神妙な顔をして二人が聞いてくれたので良し、としておこう。
「ところでいい加減に姉上から離れろ、カティ。今日はあの女が来るって言っているんだぞ」
お出迎えの時から黙ってこの場に居た異母弟が私にベッタリの異母妹に声を掛けてますね。
「あの女今さら戻るとか、都合良すぎよ」
そして、異母妹のあなたも実の母をあの女呼ばわりなのね……。苦労させてしまったかしら。
あと、ナイスタイミングで執事がエントランスから応接室に案内を申し出てくれました。ごめんなさいね、いつまでも客人をエントランスで立たせたままなんて失礼をして……。
場を改めたところで異母弟が手紙を読むように異母妹に促し、異母妹は憤慨して手紙を破りそうになったのですが、寸前でドレイク様が手紙を確保しましたわ。
「ダメだよカティ。証拠は残して置かないとね」
……あら、ドレイク様、手紙を証拠扱いって何をお考えなのかしら。
「証拠」
「そうだよ。この手紙を読んでカティの話から察するに、君たちの母親は貴族法を知らないらしい。

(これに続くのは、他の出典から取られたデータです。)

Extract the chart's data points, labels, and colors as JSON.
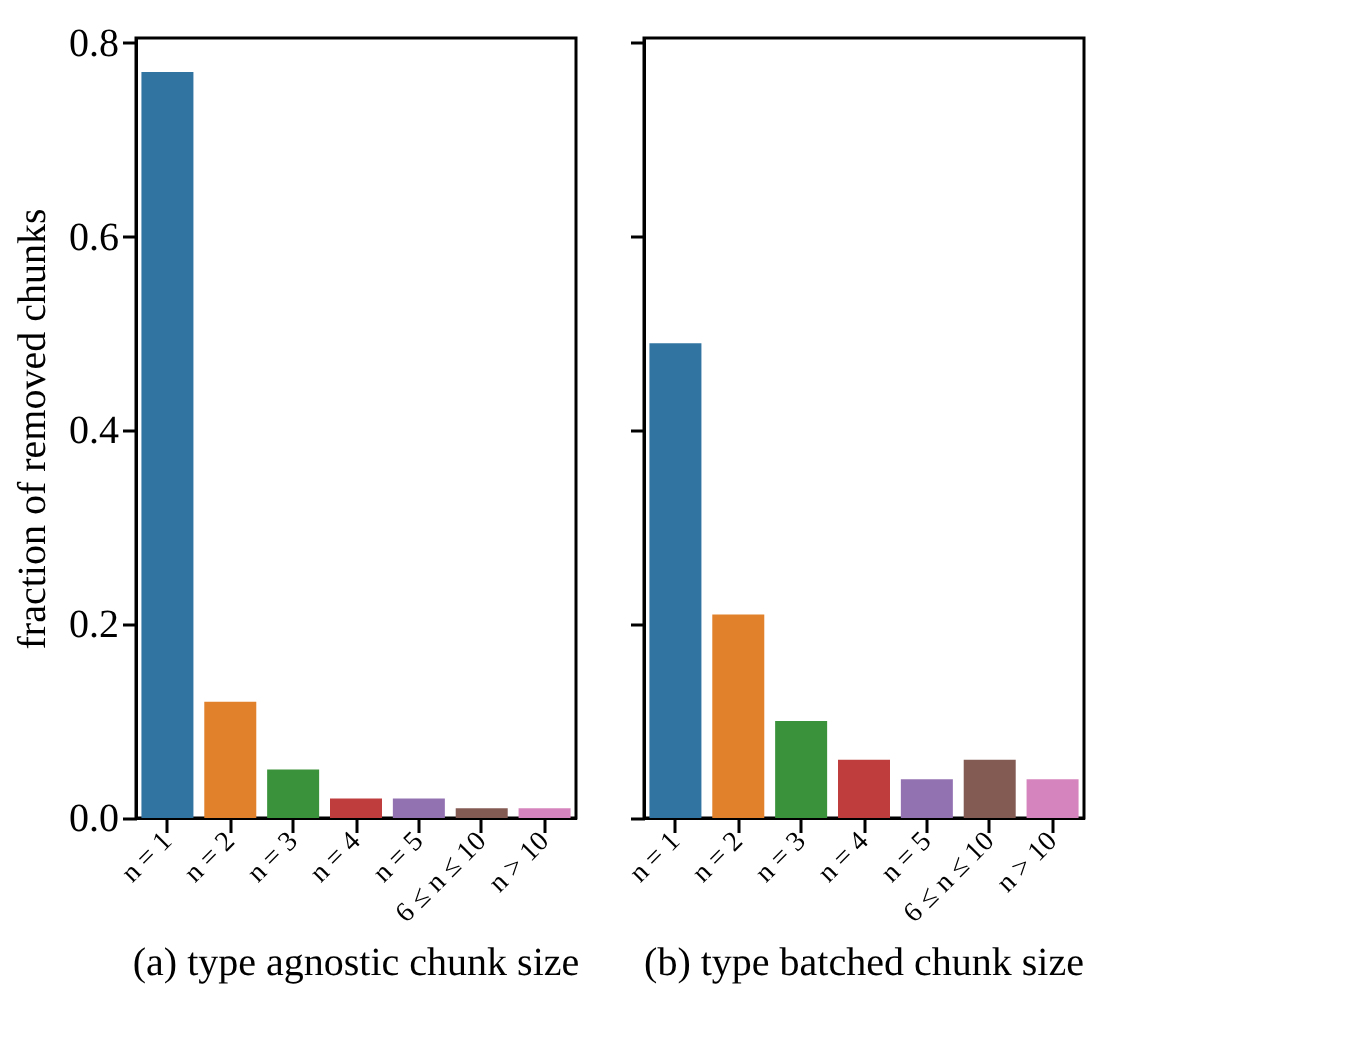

夫或いは妻から離婚の話が出て離婚することは貴族でもあるけれど、貴族の妻や夫が出奔するという可能性までは考えられていないし、そんな事例も無かったからね。その辺りに関する法律は無い。ただ平民が貴族の妻や夫に迎え入れられた場合、結婚相手が亡くなった時に、平民に戻る。つまり現在君たちの母親は平民だから、この家には戻って来られないんだよ。戻ると言っているけれど戻れないということを説明するための証拠さ」
ドレイク様の説明に異母妹がそうね、と頷く。異母弟もウンウンと同意している。
そうなのよね。
平民を伴侶にする場合、貴族家の養子として迎え入れて結婚するか、平民のままで結婚するかで伴侶が死亡した後が変わってくるのよね。
養子として迎え入れた場合は、伴侶が死亡しても貴族家の者として認められるから、その責務と付随する権益も使える。なぜなら養子縁組した場合、一定期間貴族教育を施されてから嫁入りや婿入りをするから。
平民のままで迎え入れた場合は、伴侶が死亡すると戸籍は平民に戻るから、貴族としての責務から解放される代わりに貴族権益は使えません。継母の場合はこちらに当たるわけ。
もしも、平民のままで結婚し、相手が死亡して、それでも子どもの養育などで貴族で居たいのなら、王城にて手続きをします。
手続きが出来るのは伴侶が死亡してから十日以内。継母は父が亡くなってから十日以内にこの手続きをしていないから貴族籍から抜けたことに。
つまり平民に戸籍が戻ったということ。
「だから門前払いをして良い、ということだ」
異母弟が宣言するけれど、そのことについても話し合ったでしょうに。
「キィ。でもね、門前払いをしても、執念深そうだから、あちらの言い分を聞いてから貴族法によって平民であることを教えて二度と近寄らせないことを約束させないと、何度もやって来ると思うわよって言ったはずよ」
私が窘めると、異母妹が「確かにあの女はそういう感じよね」と納得してます。
……実の母なのにあなたたちは本当に嫌っているのね。
お読みいただきまして、ありがとうございました。